Following an appeal, some of the funding was reinstated, but not enough to keep Hanson in the more appropriate nursing home. The BBC contacted the CCG, which then overturned its decision and decided to restore full funding for Hanson.

But there are still more than a thousand individuals a year who lose that funding — funding they expected to receive after years with government-run health care.

READ: United Kingdom looks to reduce prosecutions of ‘mercy killings’

While assisted suicide and euthanasia remain illegal in England, there is a large and recurrent push from pro-assisted suicide legislators to make the practice of killing patients legal.

According to National Review, statistics from Oregon and the Netherlands (where assisted suicide is legal), show that people seek assisted suicide because they fear being a burden on their loved ones — not because they actually want to die or avoid suffering. When government-funded health care is withdrawn and families are backed into a corner, requests for doctor-assisted death could increase, creating a larger push to legalize euthanasia.
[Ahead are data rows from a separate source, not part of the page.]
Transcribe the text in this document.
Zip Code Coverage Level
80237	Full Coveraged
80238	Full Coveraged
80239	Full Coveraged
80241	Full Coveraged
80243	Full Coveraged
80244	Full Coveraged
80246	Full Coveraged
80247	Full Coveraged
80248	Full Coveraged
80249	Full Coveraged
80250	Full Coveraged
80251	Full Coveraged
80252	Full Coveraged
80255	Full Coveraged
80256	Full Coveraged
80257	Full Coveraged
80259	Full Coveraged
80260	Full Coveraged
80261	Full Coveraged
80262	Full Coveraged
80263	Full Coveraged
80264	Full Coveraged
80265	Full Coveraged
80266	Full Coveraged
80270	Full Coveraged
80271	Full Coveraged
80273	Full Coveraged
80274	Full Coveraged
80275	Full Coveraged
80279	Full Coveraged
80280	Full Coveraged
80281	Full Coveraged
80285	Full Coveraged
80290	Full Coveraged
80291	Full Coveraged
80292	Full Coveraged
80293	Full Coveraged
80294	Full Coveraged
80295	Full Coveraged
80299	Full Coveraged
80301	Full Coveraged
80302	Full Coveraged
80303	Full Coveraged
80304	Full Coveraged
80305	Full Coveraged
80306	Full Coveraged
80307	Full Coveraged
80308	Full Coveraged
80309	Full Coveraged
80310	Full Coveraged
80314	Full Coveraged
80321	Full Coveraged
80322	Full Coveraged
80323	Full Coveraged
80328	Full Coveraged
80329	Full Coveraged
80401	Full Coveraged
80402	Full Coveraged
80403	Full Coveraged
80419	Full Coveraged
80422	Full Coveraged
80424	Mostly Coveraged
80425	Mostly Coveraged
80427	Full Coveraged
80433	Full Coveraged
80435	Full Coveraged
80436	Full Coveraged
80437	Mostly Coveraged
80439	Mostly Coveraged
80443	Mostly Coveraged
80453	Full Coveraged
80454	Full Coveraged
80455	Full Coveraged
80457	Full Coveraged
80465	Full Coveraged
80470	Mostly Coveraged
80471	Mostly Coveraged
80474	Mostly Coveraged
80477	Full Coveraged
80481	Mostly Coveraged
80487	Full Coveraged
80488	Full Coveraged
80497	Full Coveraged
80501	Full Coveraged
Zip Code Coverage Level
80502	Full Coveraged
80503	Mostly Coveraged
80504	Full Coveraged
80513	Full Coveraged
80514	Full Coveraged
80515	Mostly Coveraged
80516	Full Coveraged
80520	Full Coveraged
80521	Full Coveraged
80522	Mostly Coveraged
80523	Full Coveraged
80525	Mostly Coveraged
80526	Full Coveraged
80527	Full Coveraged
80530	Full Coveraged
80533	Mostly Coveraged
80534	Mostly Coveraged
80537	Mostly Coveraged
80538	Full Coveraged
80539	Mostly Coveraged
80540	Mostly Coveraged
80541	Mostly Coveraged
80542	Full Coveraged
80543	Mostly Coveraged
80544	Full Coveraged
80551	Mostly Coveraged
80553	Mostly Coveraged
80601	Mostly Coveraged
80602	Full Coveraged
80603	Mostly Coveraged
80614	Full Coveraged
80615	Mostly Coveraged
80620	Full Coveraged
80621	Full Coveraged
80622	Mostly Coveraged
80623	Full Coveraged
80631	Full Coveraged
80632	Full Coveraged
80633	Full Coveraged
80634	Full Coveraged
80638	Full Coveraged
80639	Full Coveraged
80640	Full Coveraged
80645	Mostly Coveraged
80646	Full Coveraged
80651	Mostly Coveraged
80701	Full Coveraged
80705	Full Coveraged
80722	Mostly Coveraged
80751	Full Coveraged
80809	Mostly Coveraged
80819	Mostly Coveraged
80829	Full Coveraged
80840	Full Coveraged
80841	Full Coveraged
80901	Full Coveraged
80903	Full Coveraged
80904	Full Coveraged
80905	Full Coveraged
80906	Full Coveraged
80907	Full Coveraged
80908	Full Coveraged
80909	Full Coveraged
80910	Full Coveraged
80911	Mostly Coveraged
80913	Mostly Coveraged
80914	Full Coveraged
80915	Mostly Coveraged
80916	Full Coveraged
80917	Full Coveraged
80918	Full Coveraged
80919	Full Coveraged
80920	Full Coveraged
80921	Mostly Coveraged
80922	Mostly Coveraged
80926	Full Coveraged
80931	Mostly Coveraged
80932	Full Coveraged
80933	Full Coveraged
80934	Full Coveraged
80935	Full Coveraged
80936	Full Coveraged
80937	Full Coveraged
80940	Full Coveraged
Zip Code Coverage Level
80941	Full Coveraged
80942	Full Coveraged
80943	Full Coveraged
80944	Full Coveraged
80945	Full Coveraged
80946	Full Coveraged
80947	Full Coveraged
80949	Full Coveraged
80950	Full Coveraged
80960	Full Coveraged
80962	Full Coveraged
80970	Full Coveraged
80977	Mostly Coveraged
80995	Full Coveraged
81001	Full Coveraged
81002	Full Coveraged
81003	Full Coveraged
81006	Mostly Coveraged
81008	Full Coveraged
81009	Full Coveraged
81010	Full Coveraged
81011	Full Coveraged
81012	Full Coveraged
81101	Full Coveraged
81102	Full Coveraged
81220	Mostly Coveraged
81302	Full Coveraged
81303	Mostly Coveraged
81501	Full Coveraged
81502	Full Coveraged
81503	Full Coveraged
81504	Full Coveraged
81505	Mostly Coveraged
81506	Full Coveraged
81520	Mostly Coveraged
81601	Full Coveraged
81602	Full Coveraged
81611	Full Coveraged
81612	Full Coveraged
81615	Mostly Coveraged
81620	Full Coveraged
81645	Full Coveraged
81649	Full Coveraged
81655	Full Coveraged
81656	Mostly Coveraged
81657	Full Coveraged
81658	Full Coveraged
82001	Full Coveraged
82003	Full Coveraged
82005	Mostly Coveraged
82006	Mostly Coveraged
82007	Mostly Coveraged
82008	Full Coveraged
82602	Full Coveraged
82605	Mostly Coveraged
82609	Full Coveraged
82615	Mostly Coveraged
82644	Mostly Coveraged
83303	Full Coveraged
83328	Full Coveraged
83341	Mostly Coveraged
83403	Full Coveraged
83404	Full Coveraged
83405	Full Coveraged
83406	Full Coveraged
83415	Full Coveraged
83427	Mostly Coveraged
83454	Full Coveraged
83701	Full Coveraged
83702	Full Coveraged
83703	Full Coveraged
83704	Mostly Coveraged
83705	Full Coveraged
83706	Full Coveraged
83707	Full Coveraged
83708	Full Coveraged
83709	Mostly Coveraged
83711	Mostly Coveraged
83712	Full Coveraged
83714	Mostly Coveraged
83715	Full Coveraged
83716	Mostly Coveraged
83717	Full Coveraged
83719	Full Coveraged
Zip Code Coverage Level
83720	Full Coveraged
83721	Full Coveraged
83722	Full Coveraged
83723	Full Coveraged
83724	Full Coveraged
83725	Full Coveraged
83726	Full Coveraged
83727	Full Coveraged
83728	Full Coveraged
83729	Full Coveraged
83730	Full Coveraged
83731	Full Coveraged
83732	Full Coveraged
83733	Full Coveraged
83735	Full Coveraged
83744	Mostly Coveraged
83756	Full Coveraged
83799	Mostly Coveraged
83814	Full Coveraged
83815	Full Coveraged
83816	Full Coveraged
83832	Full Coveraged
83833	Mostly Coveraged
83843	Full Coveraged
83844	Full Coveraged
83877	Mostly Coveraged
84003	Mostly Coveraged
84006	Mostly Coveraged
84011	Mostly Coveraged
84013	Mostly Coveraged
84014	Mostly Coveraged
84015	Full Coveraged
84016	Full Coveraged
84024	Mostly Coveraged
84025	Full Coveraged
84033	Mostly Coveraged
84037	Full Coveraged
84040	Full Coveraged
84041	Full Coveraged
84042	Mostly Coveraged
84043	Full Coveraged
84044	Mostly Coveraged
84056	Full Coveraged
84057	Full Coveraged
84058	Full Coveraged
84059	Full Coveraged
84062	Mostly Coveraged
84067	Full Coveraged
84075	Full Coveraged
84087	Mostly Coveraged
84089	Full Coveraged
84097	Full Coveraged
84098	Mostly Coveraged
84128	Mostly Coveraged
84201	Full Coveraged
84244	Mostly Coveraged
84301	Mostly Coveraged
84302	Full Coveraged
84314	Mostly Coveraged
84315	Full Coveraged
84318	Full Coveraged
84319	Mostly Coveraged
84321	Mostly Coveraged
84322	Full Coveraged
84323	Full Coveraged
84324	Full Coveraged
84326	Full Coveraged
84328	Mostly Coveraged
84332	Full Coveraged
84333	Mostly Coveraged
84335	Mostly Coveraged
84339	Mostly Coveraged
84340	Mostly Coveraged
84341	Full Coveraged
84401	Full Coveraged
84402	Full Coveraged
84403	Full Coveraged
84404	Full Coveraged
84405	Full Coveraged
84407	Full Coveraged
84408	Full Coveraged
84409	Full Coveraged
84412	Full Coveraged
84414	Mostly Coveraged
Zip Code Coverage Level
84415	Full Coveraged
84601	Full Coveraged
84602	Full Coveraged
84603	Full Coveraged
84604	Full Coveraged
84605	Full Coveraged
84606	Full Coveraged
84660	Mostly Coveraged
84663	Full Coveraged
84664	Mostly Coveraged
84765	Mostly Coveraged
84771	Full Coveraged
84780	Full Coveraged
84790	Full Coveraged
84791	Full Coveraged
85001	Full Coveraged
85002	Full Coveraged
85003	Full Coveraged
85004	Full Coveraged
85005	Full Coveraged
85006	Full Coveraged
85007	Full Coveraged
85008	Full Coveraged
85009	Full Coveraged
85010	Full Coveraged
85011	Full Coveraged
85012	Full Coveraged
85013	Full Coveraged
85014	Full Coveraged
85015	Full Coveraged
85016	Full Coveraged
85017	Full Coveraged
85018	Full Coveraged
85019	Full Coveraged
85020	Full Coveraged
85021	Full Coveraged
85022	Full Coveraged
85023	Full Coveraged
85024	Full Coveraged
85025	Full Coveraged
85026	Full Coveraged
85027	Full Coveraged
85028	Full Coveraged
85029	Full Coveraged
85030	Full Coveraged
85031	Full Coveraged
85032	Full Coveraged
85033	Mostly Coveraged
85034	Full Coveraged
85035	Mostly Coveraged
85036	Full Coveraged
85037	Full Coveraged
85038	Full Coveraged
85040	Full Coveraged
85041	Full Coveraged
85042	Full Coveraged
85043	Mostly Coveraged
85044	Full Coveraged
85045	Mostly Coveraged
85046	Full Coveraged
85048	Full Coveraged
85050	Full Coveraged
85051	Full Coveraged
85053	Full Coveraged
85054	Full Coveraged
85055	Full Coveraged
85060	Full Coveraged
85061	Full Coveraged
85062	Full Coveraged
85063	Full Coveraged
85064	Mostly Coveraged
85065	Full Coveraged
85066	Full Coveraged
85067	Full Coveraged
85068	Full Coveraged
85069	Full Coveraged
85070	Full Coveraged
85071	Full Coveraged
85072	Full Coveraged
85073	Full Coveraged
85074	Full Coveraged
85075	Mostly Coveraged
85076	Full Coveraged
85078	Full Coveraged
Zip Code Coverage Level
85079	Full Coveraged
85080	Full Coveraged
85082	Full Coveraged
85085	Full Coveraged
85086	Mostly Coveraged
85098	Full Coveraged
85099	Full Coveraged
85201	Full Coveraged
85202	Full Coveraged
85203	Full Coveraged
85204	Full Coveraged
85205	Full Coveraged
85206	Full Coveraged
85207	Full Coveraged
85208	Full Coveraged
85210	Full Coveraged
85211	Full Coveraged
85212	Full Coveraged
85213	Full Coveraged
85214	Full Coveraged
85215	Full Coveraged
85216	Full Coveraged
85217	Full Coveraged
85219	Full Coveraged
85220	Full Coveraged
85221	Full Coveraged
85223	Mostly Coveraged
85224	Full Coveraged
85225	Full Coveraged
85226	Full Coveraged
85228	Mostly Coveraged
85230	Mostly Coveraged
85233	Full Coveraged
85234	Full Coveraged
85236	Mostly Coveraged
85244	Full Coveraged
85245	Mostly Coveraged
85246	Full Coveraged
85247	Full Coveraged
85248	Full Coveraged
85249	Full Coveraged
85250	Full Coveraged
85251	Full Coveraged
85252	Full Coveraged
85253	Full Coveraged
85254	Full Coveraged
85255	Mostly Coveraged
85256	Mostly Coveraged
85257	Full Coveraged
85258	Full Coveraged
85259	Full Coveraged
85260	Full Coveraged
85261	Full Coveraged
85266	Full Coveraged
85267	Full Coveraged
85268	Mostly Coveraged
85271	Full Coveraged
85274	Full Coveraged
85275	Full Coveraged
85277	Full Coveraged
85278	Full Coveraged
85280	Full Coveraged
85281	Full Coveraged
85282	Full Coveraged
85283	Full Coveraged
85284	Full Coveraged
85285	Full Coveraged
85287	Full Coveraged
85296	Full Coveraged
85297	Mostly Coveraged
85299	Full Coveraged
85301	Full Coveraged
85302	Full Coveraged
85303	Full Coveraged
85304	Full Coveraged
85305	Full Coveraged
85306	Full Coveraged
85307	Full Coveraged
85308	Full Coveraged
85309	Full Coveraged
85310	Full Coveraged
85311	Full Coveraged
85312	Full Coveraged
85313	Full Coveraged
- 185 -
Even though assisted suicide is not legal in England, patients will travel. In 2021, 23 British residents went to Dignitas in Switzerland to die. Assisted suicide advocates will use that information to push harder to legalize assisted suicide in England.

On March 18, 2022, their latest attempt was thwarted when an amendment to introduce assisted suicide legislation was defeated 179-145 by parliament. They will regroup and try again, and if a nation with government-funded health care isn’t willing to fund full palliative care for its terminally-ill citizens, it is creating an environment that is hostile towards life and natural death and is opening the doors to the horrors and injustice of assisted suicide.